Danıştay Kararı 15. Daire 2016/5788 E. 2016/5644 K. 22.11.2016 T.

Danıştay 15. Daire Başkanlığı         2016/5788 E.  ,  2016/5644 K.
T.C.
D A N I Ş T A Y
ONBEŞİNCİ DAİRE
Esas No : 2016/5788
Karar No : 2016/5644

Temyiz Eden (Davacılar) :
Vekilleri :

Karşı Taraf (Davalı) :
Vekili : – Aynı Yerde
İstemin Özeti : … İdare Mahkemesi’nin … tarih ve E:…; K:… sayılı kararının hukuka uygun olmadığı ileri sürülerek temyizen incelenerek bozulması istenilmektedir.
Savunmanın Özeti :Mahkeme kararının onanması gerektiği savunulmaktadır.
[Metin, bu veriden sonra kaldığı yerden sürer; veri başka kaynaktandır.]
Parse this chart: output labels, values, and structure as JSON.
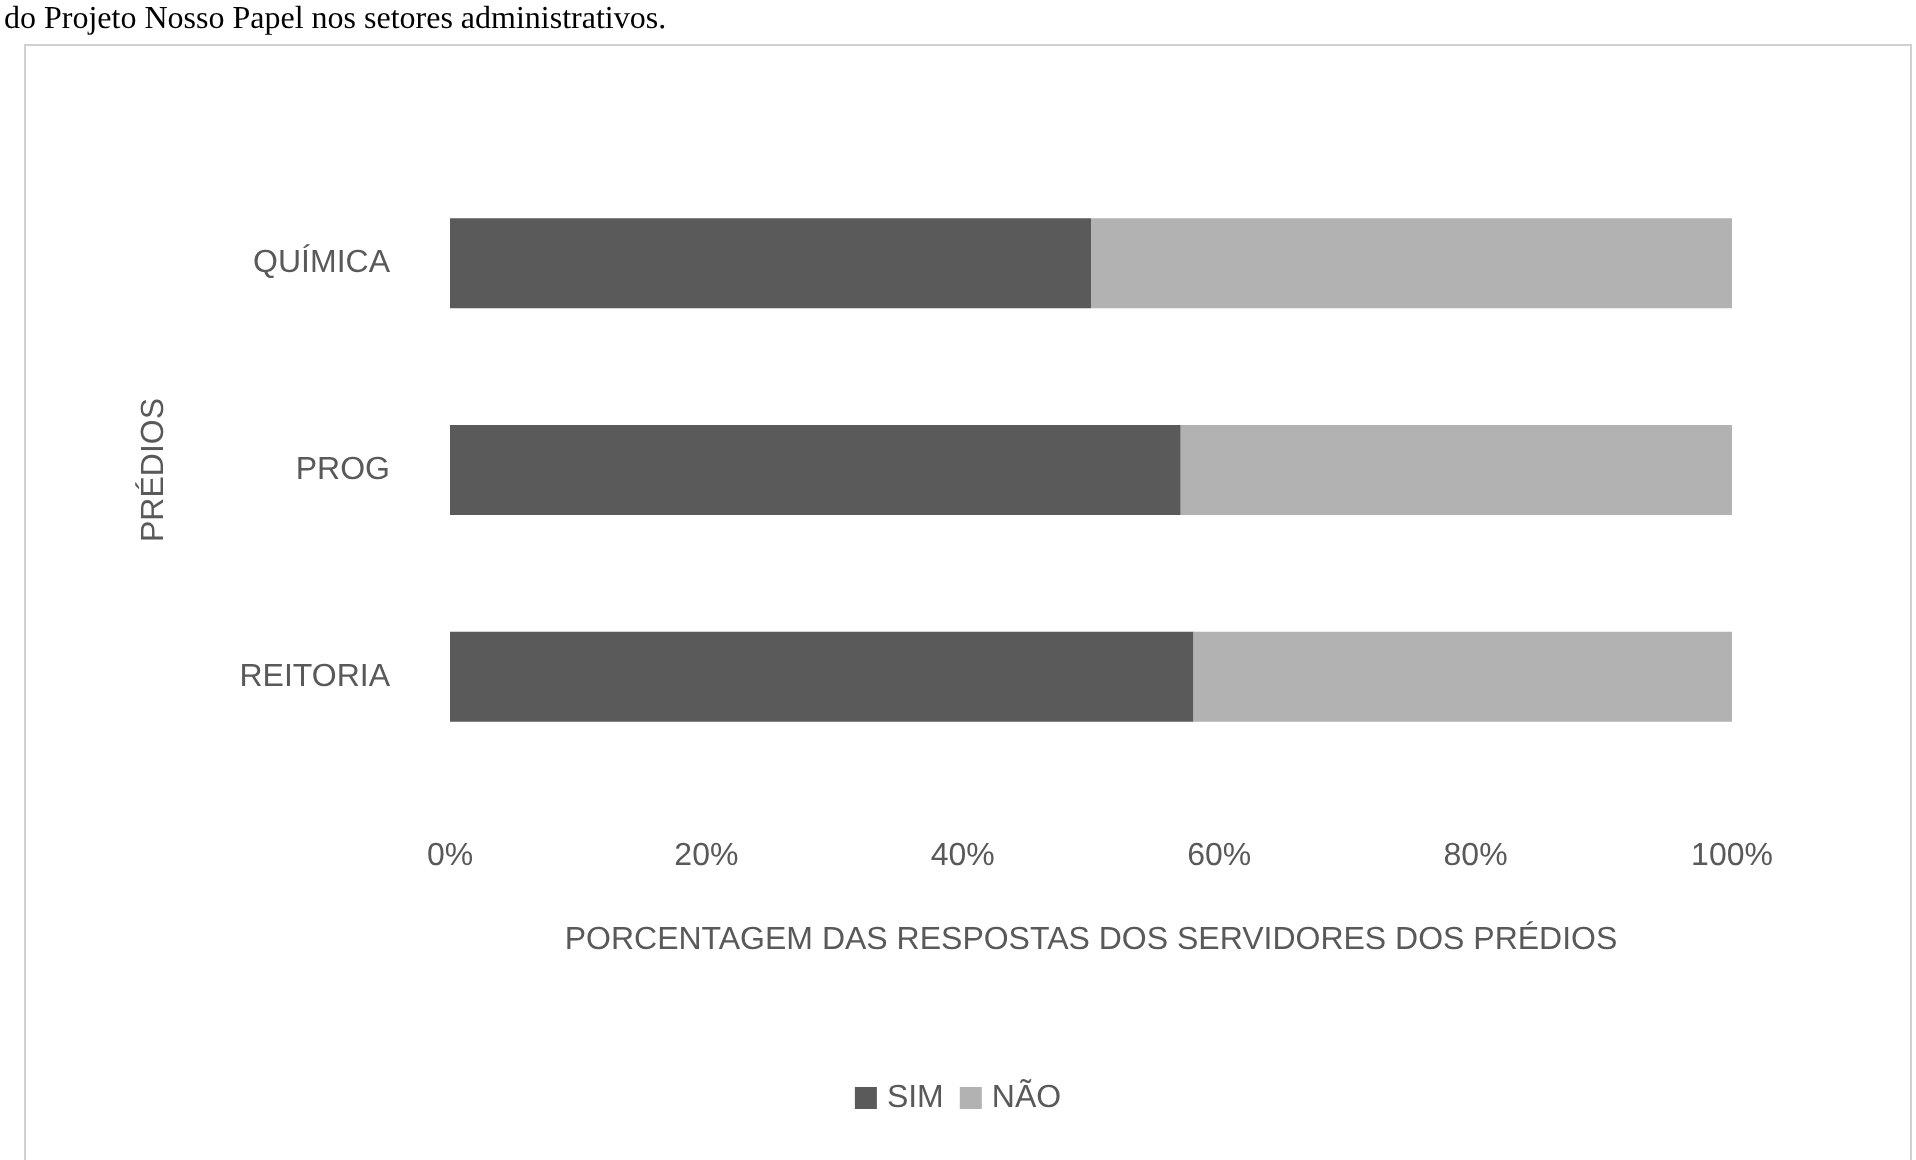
{
  "chart_data": {
    "type": "bar",
    "orientation": "horizontal",
    "stacked": true,
    "annotations": [
      "do Projeto Nosso Papel nos setores administrativos."
    ],
    "xlabel": "PORCENTAGEM DAS RESPOSTAS DOS SERVIDORES DOS PRÉDIOS",
    "ylabel": "PRÉDIOS",
    "categories": [
      "QUÍMICA",
      "PROG",
      "REITORIA"
    ],
    "series": [
      {
        "name": "SIM",
        "color": "#5a5a5a",
        "values": [
          50,
          57,
          58
        ]
      },
      {
        "name": "NÃO",
        "color": "#b2b2b2",
        "values": [
          50,
          43,
          42
        ]
      }
    ],
    "xlim": [
      0,
      100
    ],
    "xticks": [
      {
        "value": 0,
        "label": "0%"
      },
      {
        "value": 20,
        "label": "20%"
      },
      {
        "value": 40,
        "label": "40%"
      },
      {
        "value": 60,
        "label": "60%"
      },
      {
        "value": 80,
        "label": "80%"
      },
      {
        "value": 100,
        "label": "100%"
      }
    ],
    "grid": false,
    "legend": "bottom"
  }
}
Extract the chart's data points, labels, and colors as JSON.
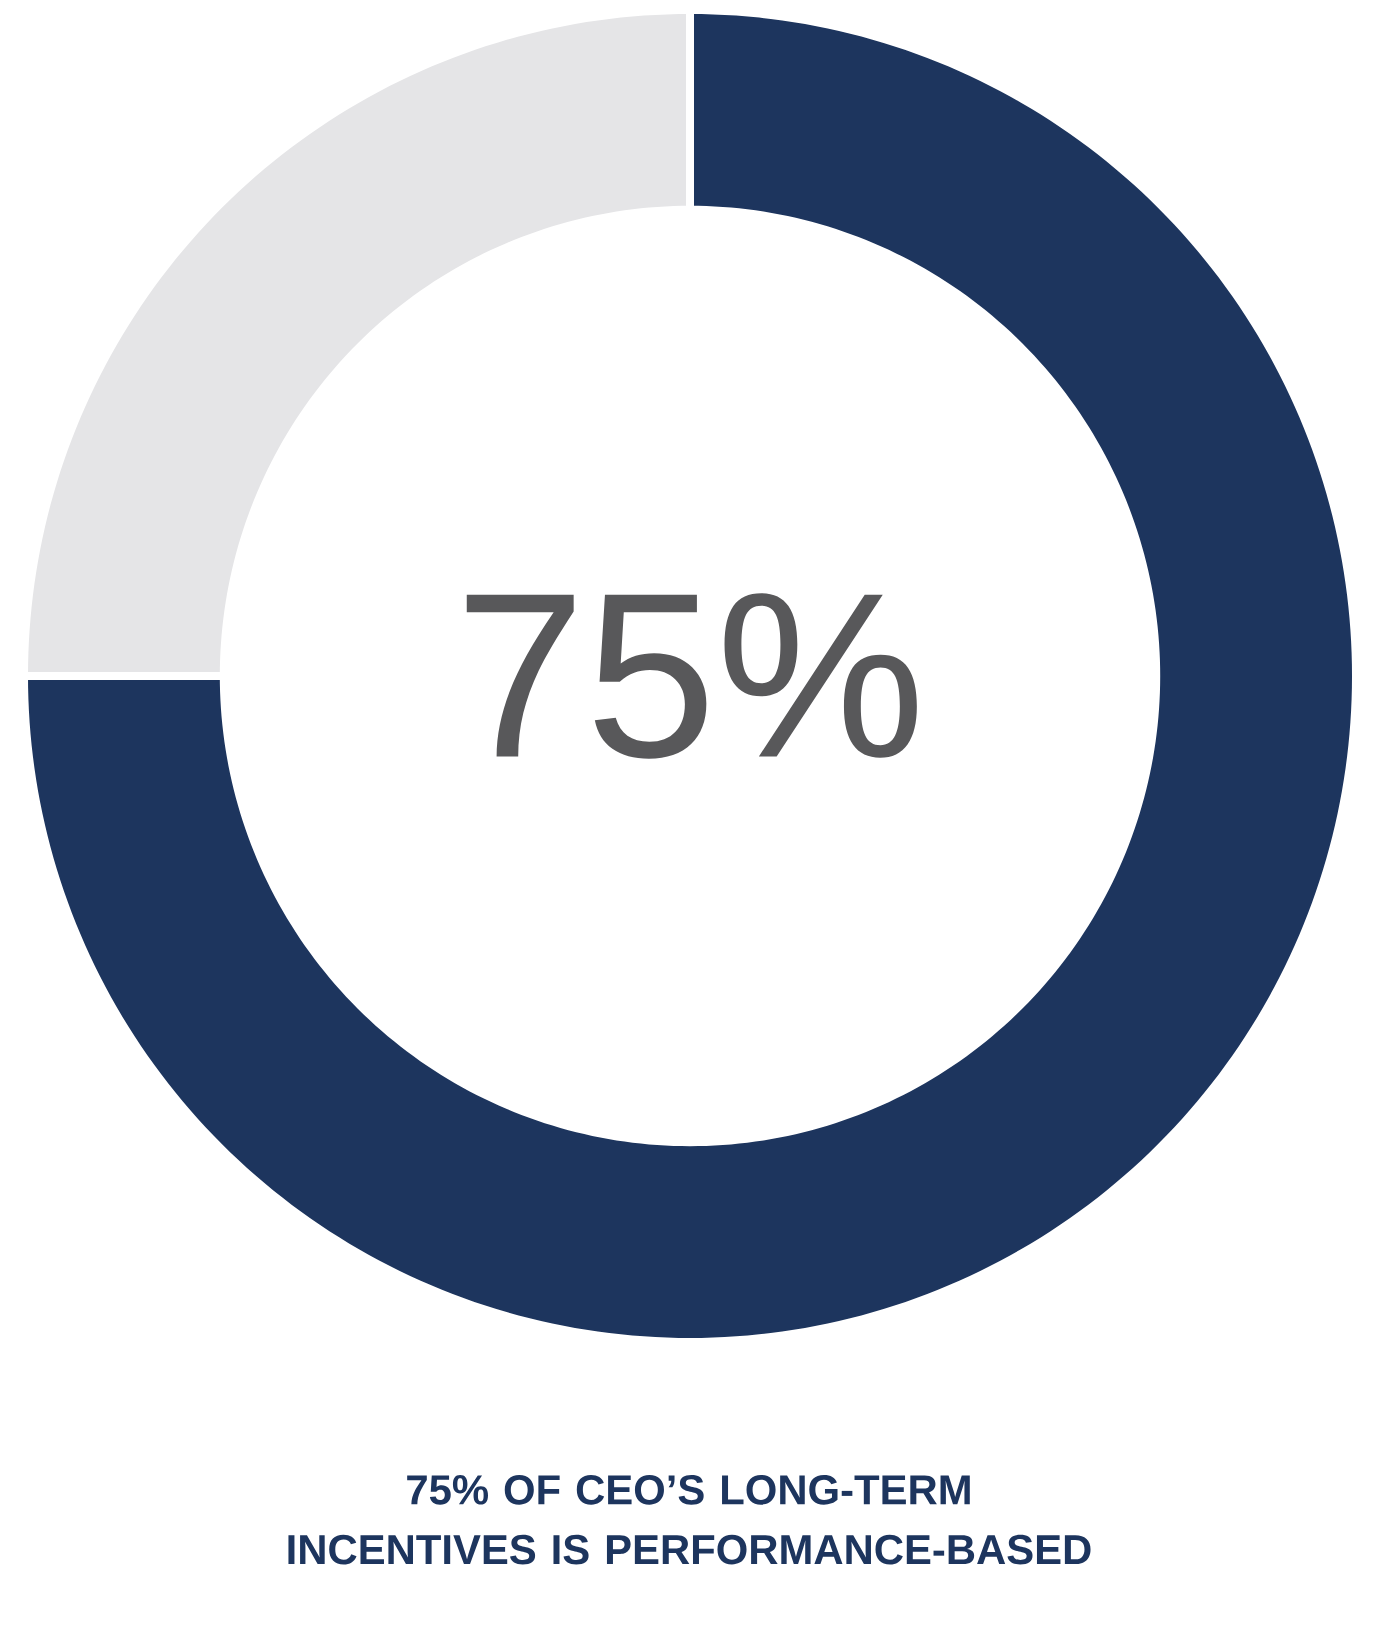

Düşüncesi :Temyiz istemine konu İdare Mahkemesi kararının bozulması gerektiği düşünülmektedir.

TÜRK MİLLETİ ADINA

Hüküm veren Danıştay Onbeşinci Dairesi’nce dosyadaki belgeler incelenerek gereği görüşüldü:
Dava; 03.09.2012 tarihinde … – … karayolu üzerinde seyir halindeki yönetimindeki … plakalı araca, dağdan gelen kaya parçasının çarpması sonucu meydana gelen trafik kazasında davacıların yakını olan ……….. adlı şahsın ölümünün, kazanın yolun bakım ve onarımından sorumlu idarenin gerekli tedbirleri almamasından kaynaklandığından bahisle uğranıldığı iddia edilen … TL maddi, … TL manevi zararın olay tarihinden itibaren işleyecek yasal faiziyle birlikte tazminine karar verilmesi istemiyle açılmıştır.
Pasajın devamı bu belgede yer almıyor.